Isaac Lucas has been advanced in the Queensland rugby pathway for five years.

"We are pursuing it as a priority and a contribution towards the cost of developing players makes sense if they move elsewhere," Hanham said.

 

"It's not about keeping everyone.

 

"We can't with more than 100 players developed by Queensland around the world but compensation can go towards keeping our development pathways working well so more players keep being produced."

 

Just who pays what share of a six-figure compensation figure for the trio is another thing but it would seem logical that the Japanese clubs expected to sign utility Lucas and lock Hockings do.

 

Wallaby Rodda's plans are far more clouded with regular hints that he wants to stay in Australia.

Izack Rodda future is clouded at the moment.
Izack Rodda future is clouded at the moment.
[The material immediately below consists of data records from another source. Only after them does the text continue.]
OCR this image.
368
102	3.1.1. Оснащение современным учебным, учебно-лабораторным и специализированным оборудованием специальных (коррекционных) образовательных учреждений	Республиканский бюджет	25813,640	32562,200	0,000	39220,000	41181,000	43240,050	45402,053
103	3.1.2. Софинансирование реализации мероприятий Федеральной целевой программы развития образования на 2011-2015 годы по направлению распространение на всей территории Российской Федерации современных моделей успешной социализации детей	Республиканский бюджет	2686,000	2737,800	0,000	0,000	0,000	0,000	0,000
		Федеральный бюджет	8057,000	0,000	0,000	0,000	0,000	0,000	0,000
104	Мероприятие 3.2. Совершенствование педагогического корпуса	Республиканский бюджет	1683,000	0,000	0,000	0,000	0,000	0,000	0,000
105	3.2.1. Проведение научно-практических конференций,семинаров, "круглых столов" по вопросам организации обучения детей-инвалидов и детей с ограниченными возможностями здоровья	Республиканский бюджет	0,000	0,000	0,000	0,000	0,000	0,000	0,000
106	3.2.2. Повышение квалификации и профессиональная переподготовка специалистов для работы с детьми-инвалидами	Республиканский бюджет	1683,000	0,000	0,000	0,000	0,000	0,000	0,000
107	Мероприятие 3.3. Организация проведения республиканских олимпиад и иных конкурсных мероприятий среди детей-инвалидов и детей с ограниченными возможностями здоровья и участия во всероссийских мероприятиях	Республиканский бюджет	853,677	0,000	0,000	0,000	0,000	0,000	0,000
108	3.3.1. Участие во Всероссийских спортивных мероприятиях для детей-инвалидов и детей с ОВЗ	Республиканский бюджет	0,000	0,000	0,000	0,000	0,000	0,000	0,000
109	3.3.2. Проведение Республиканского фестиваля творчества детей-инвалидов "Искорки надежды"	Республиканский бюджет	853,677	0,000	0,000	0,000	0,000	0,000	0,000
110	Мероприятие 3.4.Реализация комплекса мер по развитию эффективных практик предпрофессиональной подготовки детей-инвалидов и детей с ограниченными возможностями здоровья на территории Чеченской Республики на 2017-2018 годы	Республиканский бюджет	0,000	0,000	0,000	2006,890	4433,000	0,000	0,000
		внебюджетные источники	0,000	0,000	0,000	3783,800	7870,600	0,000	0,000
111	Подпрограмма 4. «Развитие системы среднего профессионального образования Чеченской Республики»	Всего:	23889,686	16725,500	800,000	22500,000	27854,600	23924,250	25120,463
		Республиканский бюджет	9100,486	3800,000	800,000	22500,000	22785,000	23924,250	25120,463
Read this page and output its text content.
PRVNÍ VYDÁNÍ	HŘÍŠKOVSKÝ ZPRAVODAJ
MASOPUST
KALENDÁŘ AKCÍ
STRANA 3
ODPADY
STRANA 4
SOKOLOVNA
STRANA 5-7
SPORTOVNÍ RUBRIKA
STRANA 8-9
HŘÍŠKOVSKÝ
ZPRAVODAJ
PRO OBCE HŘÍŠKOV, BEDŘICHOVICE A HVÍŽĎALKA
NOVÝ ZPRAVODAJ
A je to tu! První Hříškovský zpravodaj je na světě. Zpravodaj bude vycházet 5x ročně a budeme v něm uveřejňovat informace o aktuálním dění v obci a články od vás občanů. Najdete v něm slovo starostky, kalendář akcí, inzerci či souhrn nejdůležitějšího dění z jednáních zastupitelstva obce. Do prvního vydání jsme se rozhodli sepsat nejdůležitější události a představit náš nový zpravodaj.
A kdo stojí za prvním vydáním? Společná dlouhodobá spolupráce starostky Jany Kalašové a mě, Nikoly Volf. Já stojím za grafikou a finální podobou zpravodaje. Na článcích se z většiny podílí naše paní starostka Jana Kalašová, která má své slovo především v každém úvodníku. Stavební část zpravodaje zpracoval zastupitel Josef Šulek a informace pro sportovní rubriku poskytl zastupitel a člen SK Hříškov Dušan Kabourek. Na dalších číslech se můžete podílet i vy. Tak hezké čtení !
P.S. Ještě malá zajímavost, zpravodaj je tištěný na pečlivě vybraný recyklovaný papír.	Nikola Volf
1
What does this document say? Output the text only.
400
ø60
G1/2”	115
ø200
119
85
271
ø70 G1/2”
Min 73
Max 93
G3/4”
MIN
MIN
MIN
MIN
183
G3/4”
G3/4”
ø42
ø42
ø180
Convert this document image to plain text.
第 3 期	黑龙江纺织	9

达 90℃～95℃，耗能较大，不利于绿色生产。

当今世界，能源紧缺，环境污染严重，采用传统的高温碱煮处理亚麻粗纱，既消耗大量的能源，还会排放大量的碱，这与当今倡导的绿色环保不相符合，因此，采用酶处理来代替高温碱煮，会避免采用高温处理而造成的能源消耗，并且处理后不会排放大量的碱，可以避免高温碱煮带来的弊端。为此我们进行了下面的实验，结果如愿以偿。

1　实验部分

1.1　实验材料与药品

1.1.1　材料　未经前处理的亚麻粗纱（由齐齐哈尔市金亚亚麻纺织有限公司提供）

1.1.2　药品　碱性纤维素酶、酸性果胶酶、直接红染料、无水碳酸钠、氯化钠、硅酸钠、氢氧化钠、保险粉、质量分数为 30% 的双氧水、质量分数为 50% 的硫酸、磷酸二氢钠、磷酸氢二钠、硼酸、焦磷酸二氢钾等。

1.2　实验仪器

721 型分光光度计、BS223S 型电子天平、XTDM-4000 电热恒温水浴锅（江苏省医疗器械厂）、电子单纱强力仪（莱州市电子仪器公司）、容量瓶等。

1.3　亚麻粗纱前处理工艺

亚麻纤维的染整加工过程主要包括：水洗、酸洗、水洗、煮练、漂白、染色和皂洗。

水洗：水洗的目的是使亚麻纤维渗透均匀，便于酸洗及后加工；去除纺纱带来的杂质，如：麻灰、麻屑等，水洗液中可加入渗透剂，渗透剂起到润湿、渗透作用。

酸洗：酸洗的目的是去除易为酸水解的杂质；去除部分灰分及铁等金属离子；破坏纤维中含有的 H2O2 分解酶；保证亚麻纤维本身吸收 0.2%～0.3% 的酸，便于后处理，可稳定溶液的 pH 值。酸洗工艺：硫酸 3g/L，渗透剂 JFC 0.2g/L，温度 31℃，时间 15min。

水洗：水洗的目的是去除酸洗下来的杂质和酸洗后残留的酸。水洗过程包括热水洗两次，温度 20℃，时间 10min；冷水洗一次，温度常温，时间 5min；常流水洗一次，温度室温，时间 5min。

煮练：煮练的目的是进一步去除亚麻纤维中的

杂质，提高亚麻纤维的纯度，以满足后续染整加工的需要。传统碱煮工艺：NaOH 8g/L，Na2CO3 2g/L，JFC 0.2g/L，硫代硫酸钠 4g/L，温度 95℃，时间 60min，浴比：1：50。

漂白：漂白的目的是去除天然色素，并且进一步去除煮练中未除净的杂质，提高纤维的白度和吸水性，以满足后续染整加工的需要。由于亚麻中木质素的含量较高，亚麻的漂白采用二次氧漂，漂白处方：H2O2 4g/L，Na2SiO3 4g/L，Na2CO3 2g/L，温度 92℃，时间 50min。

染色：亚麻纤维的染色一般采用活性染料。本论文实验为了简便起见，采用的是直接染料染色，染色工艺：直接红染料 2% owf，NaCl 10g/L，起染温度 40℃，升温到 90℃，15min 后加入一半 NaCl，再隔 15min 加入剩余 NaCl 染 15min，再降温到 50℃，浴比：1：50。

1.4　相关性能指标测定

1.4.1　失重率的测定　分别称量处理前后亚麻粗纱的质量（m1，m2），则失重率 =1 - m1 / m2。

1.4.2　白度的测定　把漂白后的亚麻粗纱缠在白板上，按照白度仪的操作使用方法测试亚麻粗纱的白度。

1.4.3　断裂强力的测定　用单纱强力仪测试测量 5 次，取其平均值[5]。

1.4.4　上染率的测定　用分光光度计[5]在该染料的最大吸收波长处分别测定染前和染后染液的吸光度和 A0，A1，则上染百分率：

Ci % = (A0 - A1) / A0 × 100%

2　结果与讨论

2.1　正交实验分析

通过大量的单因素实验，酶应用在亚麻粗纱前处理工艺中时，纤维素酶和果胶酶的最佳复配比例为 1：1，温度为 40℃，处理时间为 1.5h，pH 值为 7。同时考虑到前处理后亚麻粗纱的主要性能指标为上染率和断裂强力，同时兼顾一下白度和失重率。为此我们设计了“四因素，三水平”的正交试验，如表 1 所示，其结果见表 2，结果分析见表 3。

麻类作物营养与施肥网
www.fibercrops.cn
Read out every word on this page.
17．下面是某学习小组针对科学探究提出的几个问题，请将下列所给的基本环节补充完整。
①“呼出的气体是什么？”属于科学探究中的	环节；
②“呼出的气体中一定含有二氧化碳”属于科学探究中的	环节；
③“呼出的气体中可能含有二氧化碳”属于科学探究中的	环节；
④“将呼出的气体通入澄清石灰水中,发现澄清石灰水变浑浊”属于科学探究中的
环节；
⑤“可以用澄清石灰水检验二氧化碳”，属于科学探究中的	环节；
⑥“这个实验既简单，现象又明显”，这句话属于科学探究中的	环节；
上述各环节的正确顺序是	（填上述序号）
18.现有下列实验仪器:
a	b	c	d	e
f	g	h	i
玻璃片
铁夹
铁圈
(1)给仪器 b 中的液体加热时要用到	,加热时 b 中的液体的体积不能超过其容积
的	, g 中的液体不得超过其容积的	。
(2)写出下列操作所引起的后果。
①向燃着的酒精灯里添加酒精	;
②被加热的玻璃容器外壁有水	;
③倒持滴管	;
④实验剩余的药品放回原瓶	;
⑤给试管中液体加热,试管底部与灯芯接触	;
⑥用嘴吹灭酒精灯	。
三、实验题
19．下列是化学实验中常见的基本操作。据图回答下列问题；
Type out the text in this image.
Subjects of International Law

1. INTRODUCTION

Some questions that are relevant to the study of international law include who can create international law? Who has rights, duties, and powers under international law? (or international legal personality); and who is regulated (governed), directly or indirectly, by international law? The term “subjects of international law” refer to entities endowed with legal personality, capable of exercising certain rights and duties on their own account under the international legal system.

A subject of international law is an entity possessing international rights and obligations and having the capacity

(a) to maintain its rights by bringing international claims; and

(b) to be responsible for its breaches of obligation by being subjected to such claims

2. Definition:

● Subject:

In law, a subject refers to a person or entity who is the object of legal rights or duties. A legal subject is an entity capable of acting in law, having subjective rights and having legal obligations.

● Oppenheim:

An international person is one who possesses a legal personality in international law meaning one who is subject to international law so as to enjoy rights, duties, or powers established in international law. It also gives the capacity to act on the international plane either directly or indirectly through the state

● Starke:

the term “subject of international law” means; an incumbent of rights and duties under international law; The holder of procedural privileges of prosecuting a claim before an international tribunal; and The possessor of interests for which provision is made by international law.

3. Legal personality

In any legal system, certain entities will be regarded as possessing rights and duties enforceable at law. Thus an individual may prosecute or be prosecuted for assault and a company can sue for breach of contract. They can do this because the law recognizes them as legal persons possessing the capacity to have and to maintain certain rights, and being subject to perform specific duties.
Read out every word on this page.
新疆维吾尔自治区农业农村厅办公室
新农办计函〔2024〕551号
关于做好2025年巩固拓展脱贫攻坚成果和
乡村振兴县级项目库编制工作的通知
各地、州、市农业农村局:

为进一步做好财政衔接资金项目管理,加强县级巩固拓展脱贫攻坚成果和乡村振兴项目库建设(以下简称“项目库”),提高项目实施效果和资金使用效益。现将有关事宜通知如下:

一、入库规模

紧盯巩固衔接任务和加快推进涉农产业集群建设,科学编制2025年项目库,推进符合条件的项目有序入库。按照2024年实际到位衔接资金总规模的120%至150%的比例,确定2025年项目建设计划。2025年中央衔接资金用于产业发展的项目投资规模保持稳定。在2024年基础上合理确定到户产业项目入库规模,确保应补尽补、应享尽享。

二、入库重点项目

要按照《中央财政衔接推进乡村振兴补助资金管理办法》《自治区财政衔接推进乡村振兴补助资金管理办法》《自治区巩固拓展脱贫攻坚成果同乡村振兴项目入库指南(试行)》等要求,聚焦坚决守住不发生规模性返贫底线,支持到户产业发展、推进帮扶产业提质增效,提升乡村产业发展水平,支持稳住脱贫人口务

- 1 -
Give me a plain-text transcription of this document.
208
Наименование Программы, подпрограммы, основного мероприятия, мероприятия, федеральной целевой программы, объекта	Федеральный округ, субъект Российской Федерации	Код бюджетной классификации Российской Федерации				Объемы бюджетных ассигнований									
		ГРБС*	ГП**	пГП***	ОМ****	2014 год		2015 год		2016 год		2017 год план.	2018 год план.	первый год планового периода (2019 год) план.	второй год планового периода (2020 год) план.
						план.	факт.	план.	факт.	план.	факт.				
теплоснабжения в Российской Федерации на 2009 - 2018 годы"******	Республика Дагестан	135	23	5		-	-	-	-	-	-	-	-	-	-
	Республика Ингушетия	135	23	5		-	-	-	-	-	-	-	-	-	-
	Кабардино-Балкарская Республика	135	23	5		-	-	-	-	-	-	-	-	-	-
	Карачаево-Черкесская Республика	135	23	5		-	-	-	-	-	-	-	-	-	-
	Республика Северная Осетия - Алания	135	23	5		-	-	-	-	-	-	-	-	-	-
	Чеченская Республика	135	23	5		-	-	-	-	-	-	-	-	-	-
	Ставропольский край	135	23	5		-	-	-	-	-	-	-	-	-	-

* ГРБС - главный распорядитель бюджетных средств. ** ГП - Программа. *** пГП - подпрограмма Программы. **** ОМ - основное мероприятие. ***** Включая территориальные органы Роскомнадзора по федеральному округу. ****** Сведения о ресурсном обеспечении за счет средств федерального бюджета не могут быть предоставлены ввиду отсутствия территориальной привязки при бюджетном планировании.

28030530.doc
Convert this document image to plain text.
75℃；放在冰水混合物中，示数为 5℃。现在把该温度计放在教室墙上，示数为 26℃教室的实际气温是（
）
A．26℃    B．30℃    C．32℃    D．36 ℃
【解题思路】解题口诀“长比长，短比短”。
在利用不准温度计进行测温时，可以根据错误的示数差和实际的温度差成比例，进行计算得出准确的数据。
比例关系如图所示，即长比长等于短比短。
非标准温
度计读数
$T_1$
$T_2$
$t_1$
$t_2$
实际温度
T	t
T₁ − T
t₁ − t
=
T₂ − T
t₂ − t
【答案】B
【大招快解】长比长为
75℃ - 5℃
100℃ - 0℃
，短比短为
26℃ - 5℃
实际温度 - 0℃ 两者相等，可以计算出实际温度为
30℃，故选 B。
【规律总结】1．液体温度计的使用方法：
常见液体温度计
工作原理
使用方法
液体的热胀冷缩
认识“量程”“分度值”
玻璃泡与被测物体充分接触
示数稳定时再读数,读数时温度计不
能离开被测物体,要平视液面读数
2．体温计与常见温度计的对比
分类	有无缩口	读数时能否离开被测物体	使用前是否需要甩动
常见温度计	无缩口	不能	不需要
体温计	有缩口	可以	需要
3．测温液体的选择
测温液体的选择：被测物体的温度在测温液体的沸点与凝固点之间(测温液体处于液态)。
The Reds are finding out how it feels to be Fiji, Tonga and Samoa because the Pacific Island nations have lost a steady stream of players without compensation to France, Japan, New Zealand, England or Australia.

 

The QRU feels there is a case under World Rugby's Regulation 4 which covers "Compensation for Player Development", between 17 and 23-years-old, which calculates a proportion of training costs, coach salaries, training infrastructure and assembly costs with teams like the Australian Under-20s.

 

It's a calculated move by the QRU that has been brewing for years and Rugby Australia director of rugby Scott Johnson is a backer.

 

Lucas, for example, may have played just 15 Reds' games but he has been advanced in the Queensland rugby pathway for five years in Queensland Schoolboys, State and Australian Under-20s sides and Brisbane City teams since 2016.

 

There will be a pruning of some jobs at the QRU in the coming months but nothing like the brutal culling of 47 jobs and 30 contractors at RA this week.

 

The QRU is already running lean with just over 40 staff since major cuts slashed the big-spending ways of former chief executive Jim Carmichael following his departure in 2016.

 

"Over the next four-to-six weeks, we'll see where we can get better alignment with RA and then we'll work out how best to use our resources for the greatest value to the game," Hanham said.

 

Skipper Liam Wright and his Reds have upgraded to contact training at Ballymore for the first time in 10 weeks and are working with a tweaked coaching staff out of necessity.

 

Respected defensive coach Peter Ryan is out of a job because he is a contractor, rather than on staff, which means Michael Todd, the team's senior analyst, has taken on that role with his skills as University of Queensland's Colts coach.

 

New Wallabies assistant coach Matt Taylor has also bobbed up at Ballymore to add input beside coach Brad Thorn.